Input sought on pollution plan

Posted By matthewward On January 31, 2015

Input sought on pollution plan

Dana Gonzales, from the Virginia Department of Environmental Quality, leads a discussion at C.E.&H. Ruritan Hall in Eclipse on plans to clean up Chuckatuck and Brewers creeks.

Residents, environmentalists, farmers and local government representatives met in Eclipse on Thursday to start hashing out a plan to reduce pollution in Chuckatuck and Brewers creeks.

A 2006 study found high bacteria levels, and the federal Clean Water Act requires development and implemented a pollution-reduction plan.

The aim is to reduce nonpoint source pollution, from things like livestock grazing and other agricultural practices, residential waste, and pet and other animal droppings.
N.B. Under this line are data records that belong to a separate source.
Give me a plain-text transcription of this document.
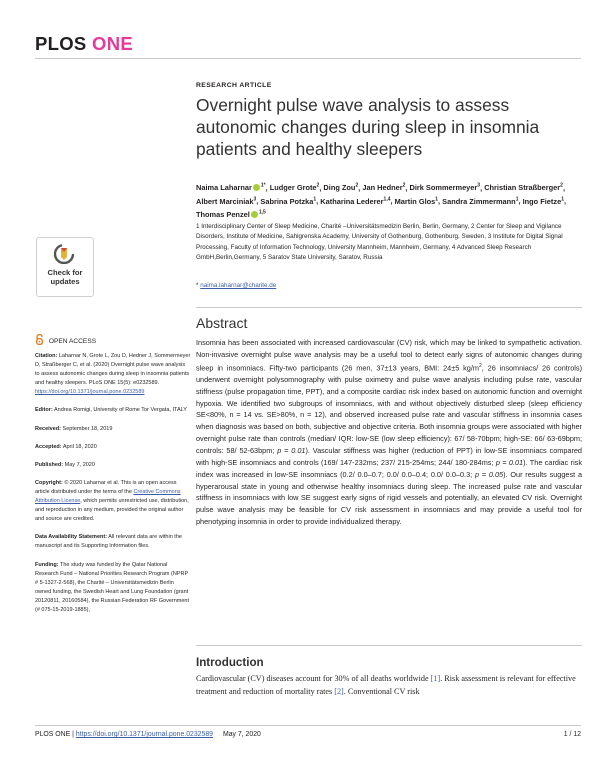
PLOS ONE
RESEARCH ARTICLE
Overnight pulse wave analysis to assess autonomic changes during sleep in insomnia patients and healthy sleepers
Naima Laharnar $^{1*}$, Ludger Grote$^2$, Ding Zou$^2$, Jan Hedner$^2$, Dirk Sommermeyer$^3$, Christian Straßberger$^2$, Albert Marciniak$^3$, Sabrina Potzka$^1$, Katharina Lederer$^{1,4}$, Martin Glos$^1$, Sandra Zimmermann$^1$, Ingo Fietze$^1$, Thomas Penzel $^{1,5}$
1 Interdisciplinary Center of Sleep Medicine, Charité –Universitätsmedizin Berlin, Berlin, Germany, 2 Center for Sleep and Vigilance Disorders, Institute of Medicine, Sahlgrenska Academy, University of Gothenburg, Gothenburg, Sweden, 3 Institute for Digital Signal Processing, Faculty of Information Technology, University Mannheim, Mannheim, Germany, 4 Advanced Sleep Research GmbH,Berlin,Germany, 5 Saratov State University, Saratov, Russia
* naima.laharnar@charite.de
Check for updates
OPEN ACCESS

Citation: Laharnar N, Grote L, Zou D, Hedner J, Sommermeyer D, Straßberger C, et al. (2020) Overnight pulse wave analysis to assess autonomic changes during sleep in insomnia patients and healthy sleepers. PLoS ONE 15(5): e0232589. https://doi.org/10.1371/journal.pone.0232589

Editor: Andrea Romigi, University of Rome Tor Vergata, ITALY

Received: September 18, 2019

Accepted: April 18, 2020

Published: May 7, 2020

Copyright: © 2020 Laharnar et al. This is an open access article distributed under the terms of the Creative Commons Attribution License, which permits unrestricted use, distribution, and reproduction in any medium, provided the original author and source are credited.

Data Availability Statement: All relevant data are within the manuscript and its Supporting Information files.

Funding: The study was funded by the Qatar National Research Fund – National Priorities Research Program (NPRP # 5-1327-2-568), the Charité – Universitätsmedizin Berlin owned funding, the Swedish Heart and Lung Foundation (grant 20120811, 20160584), the Russian Federation RF Government (# 075-15-2019-1885),

Abstract
Insomnia has been associated with increased cardiovascular (CV) risk, which may be linked to sympathetic activation. Non-invasive overnight pulse wave analysis may be a useful tool to detect early signs of autonomic changes during sleep in insomniacs. Fifty-two participants (26 men, 37±13 years, BMI: 24±5 $kg/m^2$, 26 insomniacs/ 26 controls) underwent overnight polysomnography with pulse oximetry and pulse wave analysis including pulse rate, vascular stiffness (pulse propagation time, PPT), and a composite cardiac risk index based on autonomic function and overnight hypoxia. We identified two subgroups of insomniacs, with and without objectively disturbed sleep (sleep efficiency SE<80%, n = 14 vs. SE>80%, n = 12), and observed increased pulse rate and vascular stiffness in insomnia cases when diagnosis was based on both, subjective and objective criteria. Both insomnia groups were associated with higher overnight pulse rate than controls (median/ IQR: low-SE (low sleep efficiency): 67/ 58-70bpm; high-SE: 66/ 63-69bpm; controls: 58/ 52-63bpm; p = 0.01). Vascular stiffness was higher (reduction of PPT) in low-SE insomniacs compared with high-SE insomniacs and controls (169/ 147-232ms; 237/ 215-254ms; 244/ 180-284ms; p = 0.01). The cardiac risk index was increased in low-SE insomniacs (0.2/ 0.0–0.7; 0.0/ 0.0–0.4; 0.0/ 0.0–0.3; p = 0.05). Our results suggest a hyperarousal state in young and otherwise healthy insomniacs during sleep. The increased pulse rate and vascular stiffness in insomniacs with low SE suggest early signs of rigid vessels and potentially, an elevated CV risk. Overnight pulse wave analysis may be feasible for CV risk assessment in insomniacs and may provide a useful tool for phenotyping insomnia in order to provide individualized therapy.
Introduction
Cardiovascular (CV) diseases account for 30% of all deaths worldwide [1]. Risk assessment is relevant for effective treatment and reduction of mortality rates [2]. Conventional CV risk
PLOS ONE | https://doi.org/10.1371/journal.pone.0232589 May 7, 2020	1 / 12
The plan will not target pollution from things like factories and sewage treatment plants, said Dana Gonzalez, the plan coordinator with the Virginia Department of Environmental Quality who led the roundtable at the C.E.&H. Ruritan Hall.

“I’m not coming in here trying to tell people what to do,” Gonzalez said, stressing the importance of having the folks it will affect help develop the plan, which will be implemented voluntarily.

During the meeting, Gonzalez ran through an early inventory of nonpoint pollution sources the plan would seek to reduce, asking folks for their input. It was a rough inventory that would need refining, she said.

Most input was on the wildlife numbers, which included 446 deer, 34 ducks, 375 geese, 1,044 raccoon and 414 muskrats. The livestock tally included 1,350 pigs, although two farmers around the table said there are no hog farms in the watershed.

Gonzales also presented early data on residential waste disposal: 849 houses on septic systems, and, applying an accepted estimate of 12 percent, 102 of those failing.

Stewart Lassiter, the city of Suffolk’s utility engineering manager, said those figures were wrong and he would get Gonzales the correct information. The second and final phase of a petitioned project to connect communities to water and sewer mains will take another 177 septic tanks offline in Crittenden and Eclipse early this summer, he said.

According to Gonzales, making the plan as detailed as possible now will make it easier to tap into funding sources later for implementation. “The purpose is to come up with a plan everybody can buy into, then come up with a plan to go get funding,” she said.

Nansemond River Preservation Alliance member Geoff Payne asked the gathering of two dozen or so whether they’d be willing to make the effort to put the voluntary plan into action. “It does require the people sitting around this table to take the results and do something with it,” he said.

Farmer Joe Barlow said, “The agriculture community wouldn’t be in business today if it wasn’t interested in the environment. We will do everything we can to preserve the watershed.”